Marine Corps: Operator Error Caused Deadly April Osprey Crash

WASHINGTON (AP) — A Marine Corps investigation has concluded that operator error caused the deadly April crash of an MV-22 Osprey aircraft in Morocco — an incident that has fueled unease in Japan, where the hybrid aircraft are being deployed.

In a report obtained Thursday by The Associated Press, the Marine Corps ruled out mechanical and safety problems with the tilt-rotor Osprey, which takes off like a helicopter and flies like an airplane. The report said high winds and failure to follow proper flight procedures were two significant factors in the crash.

Two Marines were killed and two others severely injured when the Osprey crashed during a training exercise in Morocco. The investigation found that there was no misconduct or intentional neglect on the part of the Marines.

Japanese officials have raised concerns about the safety of the Osprey after the Morocco incident and a June crash of an Air Force Osprey in the Florida Panhandle that injured five airmen.

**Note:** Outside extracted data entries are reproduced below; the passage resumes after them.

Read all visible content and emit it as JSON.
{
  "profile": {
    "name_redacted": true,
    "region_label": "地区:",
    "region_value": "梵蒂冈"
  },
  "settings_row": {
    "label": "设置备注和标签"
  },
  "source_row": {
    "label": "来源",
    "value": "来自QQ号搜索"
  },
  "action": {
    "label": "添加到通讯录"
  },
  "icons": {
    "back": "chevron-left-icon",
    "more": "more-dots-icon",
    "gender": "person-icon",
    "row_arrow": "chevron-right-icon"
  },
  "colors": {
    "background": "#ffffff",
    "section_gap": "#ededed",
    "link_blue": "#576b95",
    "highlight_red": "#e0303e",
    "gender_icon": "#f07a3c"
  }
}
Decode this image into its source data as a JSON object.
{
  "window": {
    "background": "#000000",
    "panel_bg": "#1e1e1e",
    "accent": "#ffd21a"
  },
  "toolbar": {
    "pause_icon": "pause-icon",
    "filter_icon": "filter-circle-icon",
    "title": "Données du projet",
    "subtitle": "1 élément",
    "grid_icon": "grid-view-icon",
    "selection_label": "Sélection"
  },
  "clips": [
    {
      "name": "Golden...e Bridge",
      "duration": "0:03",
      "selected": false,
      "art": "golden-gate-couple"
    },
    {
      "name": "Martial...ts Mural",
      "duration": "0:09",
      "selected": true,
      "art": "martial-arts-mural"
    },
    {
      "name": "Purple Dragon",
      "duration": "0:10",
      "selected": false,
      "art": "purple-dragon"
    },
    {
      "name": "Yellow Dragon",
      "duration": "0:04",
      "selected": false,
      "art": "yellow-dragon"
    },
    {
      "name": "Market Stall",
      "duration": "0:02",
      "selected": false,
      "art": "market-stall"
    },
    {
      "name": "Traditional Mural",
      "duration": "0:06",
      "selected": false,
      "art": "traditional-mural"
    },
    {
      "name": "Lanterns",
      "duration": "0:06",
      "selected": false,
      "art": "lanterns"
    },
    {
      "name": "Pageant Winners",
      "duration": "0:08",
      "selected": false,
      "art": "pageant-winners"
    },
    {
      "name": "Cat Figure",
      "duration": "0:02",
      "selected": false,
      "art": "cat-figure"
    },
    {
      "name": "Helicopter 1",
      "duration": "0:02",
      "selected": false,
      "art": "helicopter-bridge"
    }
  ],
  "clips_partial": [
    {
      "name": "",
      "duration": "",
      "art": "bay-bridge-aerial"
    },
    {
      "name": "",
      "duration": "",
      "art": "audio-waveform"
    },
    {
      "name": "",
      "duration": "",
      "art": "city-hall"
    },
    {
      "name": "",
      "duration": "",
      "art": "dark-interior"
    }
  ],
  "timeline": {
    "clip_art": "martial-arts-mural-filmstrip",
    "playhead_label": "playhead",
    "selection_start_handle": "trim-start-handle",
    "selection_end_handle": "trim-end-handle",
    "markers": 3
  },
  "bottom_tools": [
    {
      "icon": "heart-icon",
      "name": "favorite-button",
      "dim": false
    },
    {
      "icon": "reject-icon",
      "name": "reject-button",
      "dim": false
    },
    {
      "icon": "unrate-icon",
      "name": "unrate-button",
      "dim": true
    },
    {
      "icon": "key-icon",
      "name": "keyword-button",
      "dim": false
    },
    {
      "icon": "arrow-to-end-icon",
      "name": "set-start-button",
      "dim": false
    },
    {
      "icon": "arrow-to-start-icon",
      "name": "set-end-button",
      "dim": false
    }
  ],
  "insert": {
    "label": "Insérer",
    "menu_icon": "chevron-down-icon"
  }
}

The first 12 Ospreys have arrived in Japan.

Defense Secretary Leon Panetta has defended the use of the aircraft in Japan, saying it will allow the Marines there to fly faster and farther to remote islands in the region. The Osprey also can refuel in flight.

Panetta also has said the U.S. will delay Osprey flight operations in Japan until the government there agrees that the aircraft is safe.

The Marine investigative report, which will be released Friday, also recommended safety changes for Osprey crew members who usually ride in the aircraft secured only by a belt attached to a long tether. The two crew chiefs who died in the Morocco crash were both attached to such tethers, rather than strapped into seats. The pilot and co-pilot were strapped into their seats and survived even though the Osprey crashed nose first.

"A major push must be made in the rotary wing community," the report said, "for all crew members to be strapped to their seats when not performing some critical function."

Often, particularly during combat flights, crew members watch out the back of the aircraft and can move around, secured only by the belt, which is hooked to a tether line that is attached to the aircraft.

While the report said there is no guarantee that the two crew chiefs would have lived if they'd been strapped into seats, the report said studies show that safety seats increase the chance of survival.

According to the report, the Osprey was taking off into a heavy headwind and, in an effort to avoid flying over some tents that were set up for the exercise, the co-pilot made a 180 degree turn, lost control and crashed from a height of about 46 feet. The report said that "lack of understanding of the true wind speed" was a factor in the crash.

The investigation also recommended that the flight field manuals be updated to include more detailed information about how to best transition from the helicopter-like take off to the regular aircraft flight when there is a tail wind.

The Osprey is built by the Bell Boeing team, an alliance between The Boeing Co. and Bell Helicopter-Textron.